Call to Action: Vaccine Equity in Israel-Palestine
By Asmaa Rimawi, Anand Chukka, and Lianet Vazquez
We are students at Harvard Medical School concerned about the state of health in the Palestinian territories, currently exacerbated by the COVID-19 pandemic and Israel’s inequitable distribution of vaccines. This letter is in direct response to claims by faculty at our medical school, American public health professionals, and the mainstream media that Israel’s vaccination campaign is a successful example of COVID vaccine distribution.
This positive portrayal of Israel’s vaccination campaign is misleading. While Israel has vaccinated 49% of its citizens, five million Palestinians who live under Israel military occupation or blockade have not been included in its vaccination campaign and will have to wait months for vaccines (1) . Physicians for Human Rights-Israel, along with 14 other Israeli, Palestinian, and international health and human rights organizations have called on Israel to provide the necessary vaccines to Palestinian healthcare systems (2).
Under the 4th Geneva Convention and international human rights law, Israel is obligated to provide healthcare and meet sufficient public health standards in the occupied territories. The Israeli government has claimed that vaccination responsibilities fall with the Palestinian Authority (PA), the limited self-governing body, as part of a 5-year interim agreement (3). The PA, however, maintains only limited rule of certain parts of the West Bank and is dependent on international humanitarian aid, as well as tax revenue collected by Israel on its behalf. Israel maintains full civilian and military control of 61% of the West Bank, where Israeli settlers, who enjoy full civil liberties and rights under Israeli law, are receiving COVID vaccines transported by specialized, refrigerator-equipped vans. Their Palestinian neighbors living a few kilometers away under Israeli military rule have not received these COVID vaccines by virtue of being Palestinian. Amnesty International has declared that these vaccine disparities add to the mounting evidence of Israel’s institutionalized discrimination (4).
The devastation resulting from the COVID-19 pandemic and the ensuing disparities in pandemic response and vaccine distribution has been exacerbated in the Gaza Strip, the densely populated territory administered by the Palestinian Authority that has been under Israeli and Egyptian land and sea blockade for the past 13 years. Since then, Israel has waged three large-scale military campaigns that have left the territory’s healthcare infrastructure in shambles, with rebuilding efforts limited by the blockade. Electricity cuts have prevented Gaza’s ICUs from caring for COVID patients and others and would make storing a vaccine difficult if it were available. The continual gutting of Gaza’s healthcare system has resulted in a surge in COVID cases with limited testing capabilities and ICU beds (4). In addition to refusing to vaccinate civilians within Gaza, Israel has also directly blocked the entry of 2,000 vaccines acquired by the Palestinian Authority for front-line healthcare workers in Gaza (5). By virtue of its 13-year blockade of the Gaza Strip, and the subsequent devastation of the territory’s healthcare infrastructure, Israel is obligated to make vaccines available to Palestinians in the strip and to assist them in their pandemic response.

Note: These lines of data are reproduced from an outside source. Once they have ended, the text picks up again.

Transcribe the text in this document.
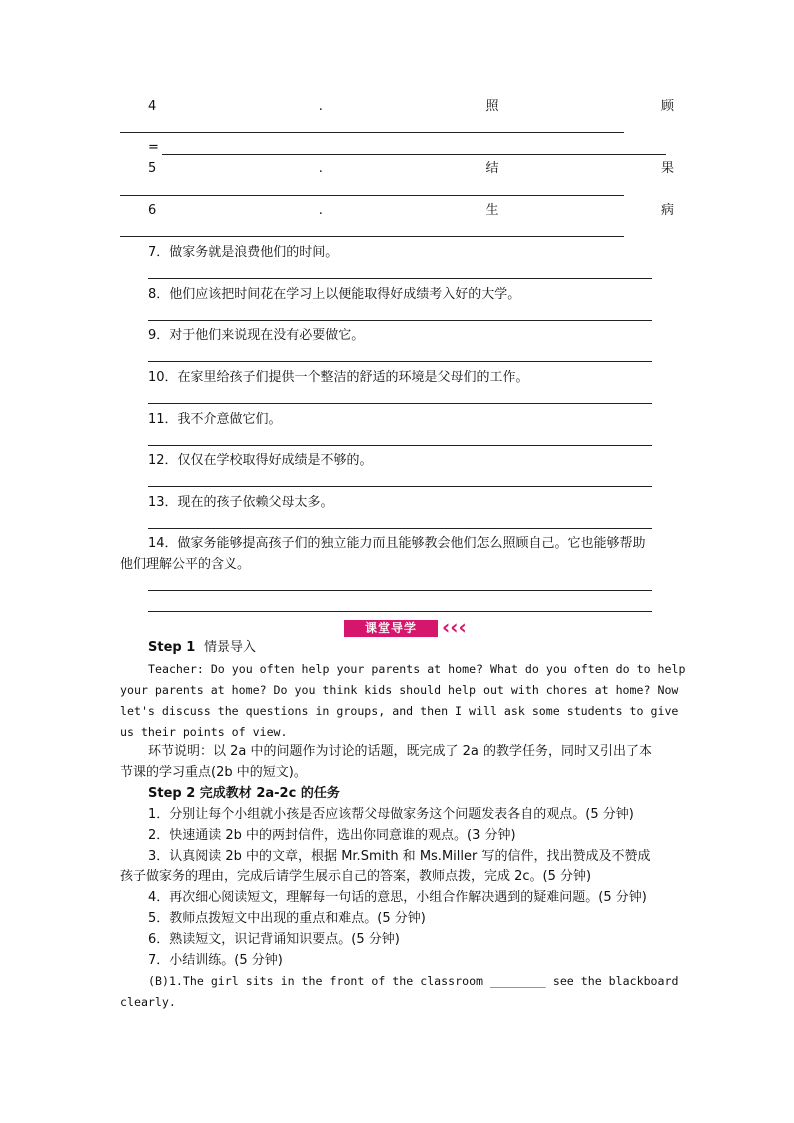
4	.	照	顾
=
5	.	结	果
6	.	生	病
7．做家务就是浪费他们的时间。
8．他们应该把时间花在学习上以便能取得好成绩考入好的大学。
9．对于他们来说现在没有必要做它。
10．在家里给孩子们提供一个整洁的舒适的环境是父母们的工作。
11．我不介意做它们。
12．仅仅在学校取得好成绩是不够的。
13．现在的孩子依赖父母太多。
14．做家务能够提高孩子们的独立能力而且能够教会他们怎么照顾自己。它也能够帮助
他们理解公平的含义。
课堂导学	‹‹‹
Step 1 情景导入
Teacher: Do you often help your parents at home? What do you often do to help
your parents at home? Do you think kids should help out with chores at home? Now
let's discuss the questions in groups, and then I will ask some students to give
us their points of view.
环节说明：以 2a 中的问题作为讨论的话题，既完成了 2a 的教学任务，同时又引出了本
节课的学习重点(2b 中的短文)。
Step 2 完成教材 2a-2c 的任务
1．分别让每个小组就小孩是否应该帮父母做家务这个问题发表各自的观点。(5 分钟)
2．快速通读 2b 中的两封信件，选出你同意谁的观点。(3 分钟)
3．认真阅读 2b 中的文章，根据 Mr.Smith 和 Ms.Miller 写的信件，找出赞成及不赞成
孩子做家务的理由，完成后请学生展示自己的答案，教师点拨，完成 2c。(5 分钟)
4．再次细心阅读短文，理解每一句话的意思，小组合作解决遇到的疑难问题。(5 分钟)
5．教师点拨短文中出现的重点和难点。(5 分钟)
6．熟读短文，识记背诵知识要点。(5 分钟)
7．小结训练。(5 分钟)
(B)1.The girl sits in the front of the classroom ________ see the blackboard
clearly.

In our time at Harvard Medical School, we have been taught that a healthcare system that purposely prioritizes citizens based on race, religion, or ethnicity cannot be deemed a successful healthcare model, and that metrics such as equity are critical in assessing a healthcare system. Given the devastation that this pandemic has wrought on Palestinian communities living under Israeli military occupation or blockade, and Israel’s failure to meet its responsibilities as an occupying power under international law, we call our own medical school and others to stand in solidarity with the Palestinian people by demanding that Israel equitably distribute its supplies of the COVID-19 vaccine. We reiterate the following articulated asks of Israel made in a joint statement by human rights organizations in Israel-Palestine(6):
Provide a quantity and timeline of vaccines for the Palestinian people
Ensure that the vaccines that are distributed are of equal quality and standardization as those given to Israeli citizens and Israeli settlers of the West Bank.
Provide and ensure a ‘cold chain’ infrastructure is set-up to allow for sustainable delivery of the COVID-19 vaccine
Provide full financial support of the Palestinian Authority’s initiative to distribute the COVID-19 vaccine
End the blockade and occupation of the Palestinian Territories and work to rebuild previously damaged healthcare infrastructure.